PREMIÈRE SESSION ORDINAIRE DE 1972-1973

Annexe au procès-verbal de la séance du 14 décembre 1972.

PROPOSITION DE RÉSOLUTION

tendant à compléter l 'article 42, alinéa 7, du Règlement.

PRÉSENTÉE

Par M. André DILIGENT,

Sénateur.

(Renvoyée à la Commission des Lois constitutionnelles, de Législation, du Suffrage universel, du Règlement et d'Administration générale, sous réserve de la constitution éventuelle d'une commission spéciale dans les conditions prévues par le Règlement.)

Mesdames, Messieurs,

La présente proposition a pour objet de résoudre certaines difficultés auxquelles donne lieu l'application des dispositions constitutionnelles et réglementaires relatives à ce que nous appelons communément le « vote bloqué ». Les dispositions en question sont les suivantes :

1° L'article 44, troisième alinéa, de la Constitution qui dispose : « Si le Gouvernement le demande, l'Assemblée saisie se prononce par un seul vote sur tout ou partie du texte en discussion, en ne retenant que les amendements proposés ou acceptés par le Gouvernement » ;

Sénat. -- Règlement - Vote bloqué .

2° L'article 42, alinéa 7, du Règlement du Sénat qui précise notamment que « si le Gouvernement le demande, le Sénat se prononce par un seul vote sur tout ou partie du texte en discussion, en ne retenant que les amendements proposés ou acceptés par le Gouvernement ».

La difficulté vient de la notion de « texte en discussion ». On aurait pu penser qu'il s'agissait du texte sur lequel le Sénat délibère, en application de l'article 42, alinéa 6, du règlement, c'est-à-dire :

-- le texte présenté par le Gouvernement en ce qui concerne les projets de loi déposés en première lecture sur le Bureau du Sénat ;

-- le texte transmis par l'Assemblée Nationale lorsque celle-ci a délibéré la première ;

-- le texte proposé par la commission compétente en ce qui concerne les propositions d'initiative sénatoriale.

Telle n'a pas été l'interprétation du Gouvernement, notamment lors de la discussion du projet de loi de finances pour 1973. Le Gouvernement a en effet jugé possible de demander un vote unique, non pas sur un ou plusieurs articles du projet de loi à l'exclusion de tout amendement ou article additionnel qu'il n'aurait pas accepté, mais sur des amendements déposés par dés sénateurs assortis de sous-amendements du Gouvernement les privant de leur substance, voire de toute signification.

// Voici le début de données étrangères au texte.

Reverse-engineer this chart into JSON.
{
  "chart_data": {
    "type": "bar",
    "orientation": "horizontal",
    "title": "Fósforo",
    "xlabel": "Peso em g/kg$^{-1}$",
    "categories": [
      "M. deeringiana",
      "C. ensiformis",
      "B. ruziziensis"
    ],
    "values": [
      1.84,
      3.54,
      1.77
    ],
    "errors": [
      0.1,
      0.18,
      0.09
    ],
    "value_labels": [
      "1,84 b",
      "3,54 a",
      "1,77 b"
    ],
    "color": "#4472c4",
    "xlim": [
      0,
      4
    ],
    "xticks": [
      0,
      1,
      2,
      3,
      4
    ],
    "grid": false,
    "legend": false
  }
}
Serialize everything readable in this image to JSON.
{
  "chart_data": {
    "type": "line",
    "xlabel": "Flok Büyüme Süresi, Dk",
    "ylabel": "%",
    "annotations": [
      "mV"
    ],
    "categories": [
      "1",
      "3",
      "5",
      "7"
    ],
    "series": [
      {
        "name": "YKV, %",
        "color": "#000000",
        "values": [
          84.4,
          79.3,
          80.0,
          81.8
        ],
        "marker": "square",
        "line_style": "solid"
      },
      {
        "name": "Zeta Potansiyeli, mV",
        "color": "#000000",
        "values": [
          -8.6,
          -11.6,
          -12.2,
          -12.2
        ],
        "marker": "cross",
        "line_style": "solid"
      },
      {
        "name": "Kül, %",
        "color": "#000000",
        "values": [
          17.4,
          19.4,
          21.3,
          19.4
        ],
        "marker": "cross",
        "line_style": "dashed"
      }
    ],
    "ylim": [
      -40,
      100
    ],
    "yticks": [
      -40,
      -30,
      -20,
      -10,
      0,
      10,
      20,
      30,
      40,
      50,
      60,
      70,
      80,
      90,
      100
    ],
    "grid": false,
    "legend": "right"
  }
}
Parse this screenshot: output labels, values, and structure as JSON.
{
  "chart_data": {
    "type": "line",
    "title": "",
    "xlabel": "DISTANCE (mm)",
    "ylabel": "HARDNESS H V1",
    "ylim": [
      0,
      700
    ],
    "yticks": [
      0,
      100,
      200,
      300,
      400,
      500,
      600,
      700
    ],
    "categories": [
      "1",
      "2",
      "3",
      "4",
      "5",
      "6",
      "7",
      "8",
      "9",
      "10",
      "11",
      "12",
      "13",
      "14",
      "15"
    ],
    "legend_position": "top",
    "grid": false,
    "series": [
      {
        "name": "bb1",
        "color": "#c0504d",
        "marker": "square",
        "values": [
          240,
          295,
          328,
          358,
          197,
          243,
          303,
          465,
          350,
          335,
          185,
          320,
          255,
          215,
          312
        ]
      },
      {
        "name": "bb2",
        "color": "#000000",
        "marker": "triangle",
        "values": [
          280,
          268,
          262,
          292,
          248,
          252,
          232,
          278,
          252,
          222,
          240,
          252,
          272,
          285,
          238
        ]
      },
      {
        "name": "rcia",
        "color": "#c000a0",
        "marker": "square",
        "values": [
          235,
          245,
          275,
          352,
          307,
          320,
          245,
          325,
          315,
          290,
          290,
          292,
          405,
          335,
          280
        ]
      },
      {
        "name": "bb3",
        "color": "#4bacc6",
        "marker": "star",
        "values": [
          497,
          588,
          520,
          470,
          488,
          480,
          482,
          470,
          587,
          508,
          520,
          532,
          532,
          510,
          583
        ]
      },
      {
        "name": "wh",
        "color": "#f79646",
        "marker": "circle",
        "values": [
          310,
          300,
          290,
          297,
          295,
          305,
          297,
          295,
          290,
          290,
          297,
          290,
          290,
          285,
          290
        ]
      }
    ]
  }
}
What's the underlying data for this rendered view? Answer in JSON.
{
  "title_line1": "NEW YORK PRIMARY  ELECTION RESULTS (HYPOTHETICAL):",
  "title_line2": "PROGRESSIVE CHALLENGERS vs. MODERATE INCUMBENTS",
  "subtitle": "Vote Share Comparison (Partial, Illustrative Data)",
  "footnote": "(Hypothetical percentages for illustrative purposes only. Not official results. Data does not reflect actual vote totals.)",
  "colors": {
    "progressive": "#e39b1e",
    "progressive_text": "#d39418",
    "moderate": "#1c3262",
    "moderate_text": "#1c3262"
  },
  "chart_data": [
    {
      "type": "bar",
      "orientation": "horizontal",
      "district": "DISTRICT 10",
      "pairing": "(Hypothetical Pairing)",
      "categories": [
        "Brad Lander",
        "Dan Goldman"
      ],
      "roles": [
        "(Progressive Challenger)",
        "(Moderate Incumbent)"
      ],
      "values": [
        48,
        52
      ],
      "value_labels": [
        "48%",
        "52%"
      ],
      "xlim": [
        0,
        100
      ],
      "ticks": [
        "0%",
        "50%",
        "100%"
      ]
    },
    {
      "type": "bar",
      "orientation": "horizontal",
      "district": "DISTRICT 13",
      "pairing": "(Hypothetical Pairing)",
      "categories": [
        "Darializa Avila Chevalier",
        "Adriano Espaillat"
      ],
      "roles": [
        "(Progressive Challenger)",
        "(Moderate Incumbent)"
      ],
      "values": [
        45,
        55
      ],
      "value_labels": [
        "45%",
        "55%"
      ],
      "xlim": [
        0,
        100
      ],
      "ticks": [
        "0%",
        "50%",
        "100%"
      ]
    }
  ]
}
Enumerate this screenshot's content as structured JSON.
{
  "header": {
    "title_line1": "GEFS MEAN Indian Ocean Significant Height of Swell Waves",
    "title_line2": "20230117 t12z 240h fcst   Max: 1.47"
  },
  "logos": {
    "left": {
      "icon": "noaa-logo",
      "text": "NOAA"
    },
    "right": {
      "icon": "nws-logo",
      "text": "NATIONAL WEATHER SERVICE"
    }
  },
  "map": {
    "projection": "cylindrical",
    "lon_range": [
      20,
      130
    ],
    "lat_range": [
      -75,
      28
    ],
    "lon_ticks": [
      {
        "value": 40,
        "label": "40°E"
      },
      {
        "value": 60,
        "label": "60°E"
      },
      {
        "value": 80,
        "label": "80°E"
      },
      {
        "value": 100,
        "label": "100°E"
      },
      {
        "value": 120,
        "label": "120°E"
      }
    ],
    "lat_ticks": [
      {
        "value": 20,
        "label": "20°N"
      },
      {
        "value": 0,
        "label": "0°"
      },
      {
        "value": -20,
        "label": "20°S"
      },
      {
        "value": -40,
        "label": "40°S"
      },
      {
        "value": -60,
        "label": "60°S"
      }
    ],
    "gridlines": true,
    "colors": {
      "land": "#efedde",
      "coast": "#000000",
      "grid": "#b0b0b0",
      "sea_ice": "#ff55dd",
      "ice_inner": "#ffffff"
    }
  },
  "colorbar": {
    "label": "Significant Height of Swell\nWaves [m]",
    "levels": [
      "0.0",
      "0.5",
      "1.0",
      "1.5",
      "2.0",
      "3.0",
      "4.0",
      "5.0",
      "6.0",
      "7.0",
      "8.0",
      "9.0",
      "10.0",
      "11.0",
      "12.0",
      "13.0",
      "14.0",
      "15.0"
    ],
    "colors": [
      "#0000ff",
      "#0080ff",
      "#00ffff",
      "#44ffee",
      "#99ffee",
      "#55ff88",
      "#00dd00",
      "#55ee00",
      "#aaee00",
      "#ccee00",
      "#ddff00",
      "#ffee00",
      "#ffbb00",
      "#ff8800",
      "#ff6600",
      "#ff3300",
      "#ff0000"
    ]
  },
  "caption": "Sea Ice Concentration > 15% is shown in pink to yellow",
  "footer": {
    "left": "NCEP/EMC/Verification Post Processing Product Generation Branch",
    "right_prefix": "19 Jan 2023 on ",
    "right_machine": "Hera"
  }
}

A cette occasion, traduisant le sentiment général de notre Assemblée, le Président du Sénat faisait remarquer ( Journal officiel , Débats, séance du 10 décembre 1972, p. 2997) « que la procédure des sous-amendements, telle qu'elle a été employée..., aboutit fâcheusement, dans un cas semblable, à la suppression du droit d'initiative des parlementaires » .

Le droit d'initiative auquel se réfère notre Président est inscrit dans la Constitution (art. 39, 1 er alinéa). Nous nous trouvons donc en face d'une difficulté que le Conseil constitutionnel pourrait opportunément être appelé à trancher si le présent projet de résolution était adopté par le Sénat.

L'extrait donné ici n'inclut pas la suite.